ABSTRACT

At the end of the nineteenth century two Mrs Wards, not related to each other,

were writing novels in England. The older and more celebrated was Mrs

Humphry Ward, born Mary Augusta Arnold, a niece of Matthew Arnold; Max

Beerbohm drew her as a precocious small girl directing at her smiling uncle the

pained enquiry, 'Why, Uncle Matthew, oh why, will not you be always wholly serious?' Mrs Humphry Ward was famous as the author of Robert Elsmere,

published in 1888, a novel sympathetically describing the loss of faith of a

Victorian clergyman, which included fictional portraits of Walter Pater and

T.H. Green.
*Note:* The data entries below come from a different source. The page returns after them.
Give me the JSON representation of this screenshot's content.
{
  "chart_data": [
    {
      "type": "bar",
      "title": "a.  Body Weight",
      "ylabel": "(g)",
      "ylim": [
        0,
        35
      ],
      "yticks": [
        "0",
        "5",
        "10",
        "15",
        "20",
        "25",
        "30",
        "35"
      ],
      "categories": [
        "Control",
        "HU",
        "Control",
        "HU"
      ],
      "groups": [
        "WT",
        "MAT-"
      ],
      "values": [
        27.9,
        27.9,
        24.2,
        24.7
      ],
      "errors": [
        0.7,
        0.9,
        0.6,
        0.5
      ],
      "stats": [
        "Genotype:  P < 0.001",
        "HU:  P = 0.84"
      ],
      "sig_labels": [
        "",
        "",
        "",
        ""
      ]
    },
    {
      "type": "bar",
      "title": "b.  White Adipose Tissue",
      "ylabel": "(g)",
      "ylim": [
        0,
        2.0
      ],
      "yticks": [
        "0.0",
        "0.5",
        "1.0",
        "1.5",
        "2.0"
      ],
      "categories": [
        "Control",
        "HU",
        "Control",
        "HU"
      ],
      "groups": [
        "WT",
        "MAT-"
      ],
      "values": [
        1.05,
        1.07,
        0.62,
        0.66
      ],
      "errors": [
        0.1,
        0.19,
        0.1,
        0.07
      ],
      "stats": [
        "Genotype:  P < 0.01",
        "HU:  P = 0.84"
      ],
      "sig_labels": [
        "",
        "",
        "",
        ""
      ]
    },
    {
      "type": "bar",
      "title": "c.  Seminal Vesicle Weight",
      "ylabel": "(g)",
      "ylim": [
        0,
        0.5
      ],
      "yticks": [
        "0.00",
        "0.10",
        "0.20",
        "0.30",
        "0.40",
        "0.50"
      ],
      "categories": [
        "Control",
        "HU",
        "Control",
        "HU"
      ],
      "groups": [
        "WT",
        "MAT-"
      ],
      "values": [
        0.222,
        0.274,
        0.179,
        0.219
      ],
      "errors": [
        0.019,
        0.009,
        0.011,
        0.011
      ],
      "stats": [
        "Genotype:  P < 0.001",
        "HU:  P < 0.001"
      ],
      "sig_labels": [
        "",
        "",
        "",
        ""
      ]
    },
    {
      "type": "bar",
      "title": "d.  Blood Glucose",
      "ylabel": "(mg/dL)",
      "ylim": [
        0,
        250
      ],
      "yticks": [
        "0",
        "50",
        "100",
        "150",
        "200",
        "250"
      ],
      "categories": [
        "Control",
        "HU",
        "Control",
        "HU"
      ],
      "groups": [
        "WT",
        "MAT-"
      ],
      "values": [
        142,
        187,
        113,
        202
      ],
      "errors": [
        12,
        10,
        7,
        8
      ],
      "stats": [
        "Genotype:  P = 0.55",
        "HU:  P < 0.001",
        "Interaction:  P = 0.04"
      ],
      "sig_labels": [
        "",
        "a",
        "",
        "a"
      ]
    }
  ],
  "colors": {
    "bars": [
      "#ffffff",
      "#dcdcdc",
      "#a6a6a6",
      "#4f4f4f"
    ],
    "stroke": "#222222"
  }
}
Mrs Wilfrid Ward was never so celebrated, though One Poor

Scruple, a novel of faith, not of doubt, was very well received in 1899. Indeed a

reviewer in Punch insisted that it was 'far and away better work than anything which the authoress of Robert Elsmere has given to the world'. In general,

though, Mrs Humphry's reputation has survived rather better than Mrs

Wilfrid's; the reverent agnosticism of the one has seemed more approachable than the intense Catholicism of the other. One Poor Scruple has been almost

forgotten, and the new edition should give readers a chance to discover for

themselves a distinguished early example of what later became known as the

'Catholic novel'. It is also an absorbing work of fiction in its own right, which needs no apology before it can be appreciated for its literary qualities.